化膿性関節炎に対する掻爬・洗浄・ドレナージ(腰椎麻酔)

1(化膿性関節炎)
 関節に細菌が感染し、化膿性炎症のため骨・関節が破壊され、発熱、関節の痛み、はれ
歩行障害などが生じています。このような化膿性関節炎を生じた場合、抗生剤の全身投与
だけでは炎症を沈静化させることが困難な場合が多く、局所に対する手術・処置(掻爬・
洗浄・ドレナージ)を必要とすることがあります。

2(麻酔)
 手術は腰椎麻酔で行います。まれに、麻酔によりショック症状等が生じる場合がありま
す。その場合は直ちにその治療をします。また術後一時的に頭痛等が生じる場合がありま
す。
 なお手術中は、出血しないように太ももの付け根をターニケットという器具で圧迫する
ことがあります。そのため、手術中その部位が多少痛く感じる場合があります。

3(手術)
 手術では、まず関節に切開を加えて内部に貯まっている膿を排出し、炎症のため傷んで
しまっている組織(骨を含む)を掻爬(そうは、掻いてきれいにすること)します。

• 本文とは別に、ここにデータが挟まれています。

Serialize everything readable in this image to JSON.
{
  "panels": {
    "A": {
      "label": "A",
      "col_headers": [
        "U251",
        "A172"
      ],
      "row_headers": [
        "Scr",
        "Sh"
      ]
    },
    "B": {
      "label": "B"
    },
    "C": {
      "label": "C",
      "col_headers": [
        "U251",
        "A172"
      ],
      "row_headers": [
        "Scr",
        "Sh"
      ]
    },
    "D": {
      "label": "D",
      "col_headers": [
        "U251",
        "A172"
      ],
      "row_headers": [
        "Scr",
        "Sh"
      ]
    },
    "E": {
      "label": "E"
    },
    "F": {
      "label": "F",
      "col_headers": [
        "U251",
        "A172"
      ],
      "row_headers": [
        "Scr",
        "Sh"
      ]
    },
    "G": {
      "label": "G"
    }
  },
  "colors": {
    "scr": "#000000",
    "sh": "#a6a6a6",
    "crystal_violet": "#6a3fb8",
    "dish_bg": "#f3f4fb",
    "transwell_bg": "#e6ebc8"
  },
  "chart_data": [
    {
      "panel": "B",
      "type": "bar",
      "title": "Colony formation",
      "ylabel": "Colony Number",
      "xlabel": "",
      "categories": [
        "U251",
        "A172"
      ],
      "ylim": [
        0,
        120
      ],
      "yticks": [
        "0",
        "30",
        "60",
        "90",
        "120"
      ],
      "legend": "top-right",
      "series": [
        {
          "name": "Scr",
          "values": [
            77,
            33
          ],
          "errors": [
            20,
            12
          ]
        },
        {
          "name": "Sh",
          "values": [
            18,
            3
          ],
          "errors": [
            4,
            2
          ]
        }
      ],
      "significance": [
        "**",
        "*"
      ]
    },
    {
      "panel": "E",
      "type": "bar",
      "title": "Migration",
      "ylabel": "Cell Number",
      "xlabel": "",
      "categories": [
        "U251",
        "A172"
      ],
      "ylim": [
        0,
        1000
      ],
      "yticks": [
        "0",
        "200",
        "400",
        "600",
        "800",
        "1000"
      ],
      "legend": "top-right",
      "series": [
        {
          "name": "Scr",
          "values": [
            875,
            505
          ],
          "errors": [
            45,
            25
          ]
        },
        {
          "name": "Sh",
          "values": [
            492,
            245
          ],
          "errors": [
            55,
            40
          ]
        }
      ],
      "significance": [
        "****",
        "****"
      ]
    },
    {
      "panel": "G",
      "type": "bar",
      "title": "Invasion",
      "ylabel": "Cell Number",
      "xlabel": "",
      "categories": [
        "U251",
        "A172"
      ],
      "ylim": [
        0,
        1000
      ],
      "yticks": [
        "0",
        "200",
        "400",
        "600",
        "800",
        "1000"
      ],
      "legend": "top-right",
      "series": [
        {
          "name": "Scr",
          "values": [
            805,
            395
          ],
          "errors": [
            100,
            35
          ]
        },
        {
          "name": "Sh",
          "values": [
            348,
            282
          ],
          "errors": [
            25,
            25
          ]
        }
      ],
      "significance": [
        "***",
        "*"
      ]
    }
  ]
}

内部
を十分に洗浄し、しばらく関節の内部に膿がたまらないように管を留置しておきます。ま
た、状態によっては、関節内部を持続的に洗浄する管を留置したりする場合があります。
 なお、手術中に採取した膿は細菌検査に提出し、菌の同定と感受性のある抗生剤の検索
を行います。また、摘出した組織は病理組織検査に提出します。

4(ギプス・松葉杖)
 手術部の安静のため、手術後しばらく関節をギプスで固定します。また、歩行にはしば
らく松葉杖や車椅子必要です。

5(リハビリ)
 炎症が沈静化する兆しがみえれば、できるだけ早くリハビリを開始します。

6(合併症)
 糖尿病などの内科の合併症を持つ場合、健康な人に比べ化膿性炎症が治りにくくなりま
す。また、手術中・手術後に不測の事態が生じることがあります。その場合は内科医と連
係し万全の処置をいたします。

7(効果・予後・後遺症)
 今回の手術・処置(局所療法)に加えて、抗生剤の全身投与を併用し、化膿性炎症の沈
静化をはかります。しかし、細菌の種類によっては、抗生剤が効きにくいことがあり、そ
の場合、治療が長期間にわたることがあります。
 関節炎が重篤な場合、関節にかなりのダメージを与えてしまっている場合があり、変形
・痛み・拘縮などの関節の障害が残ることがあります。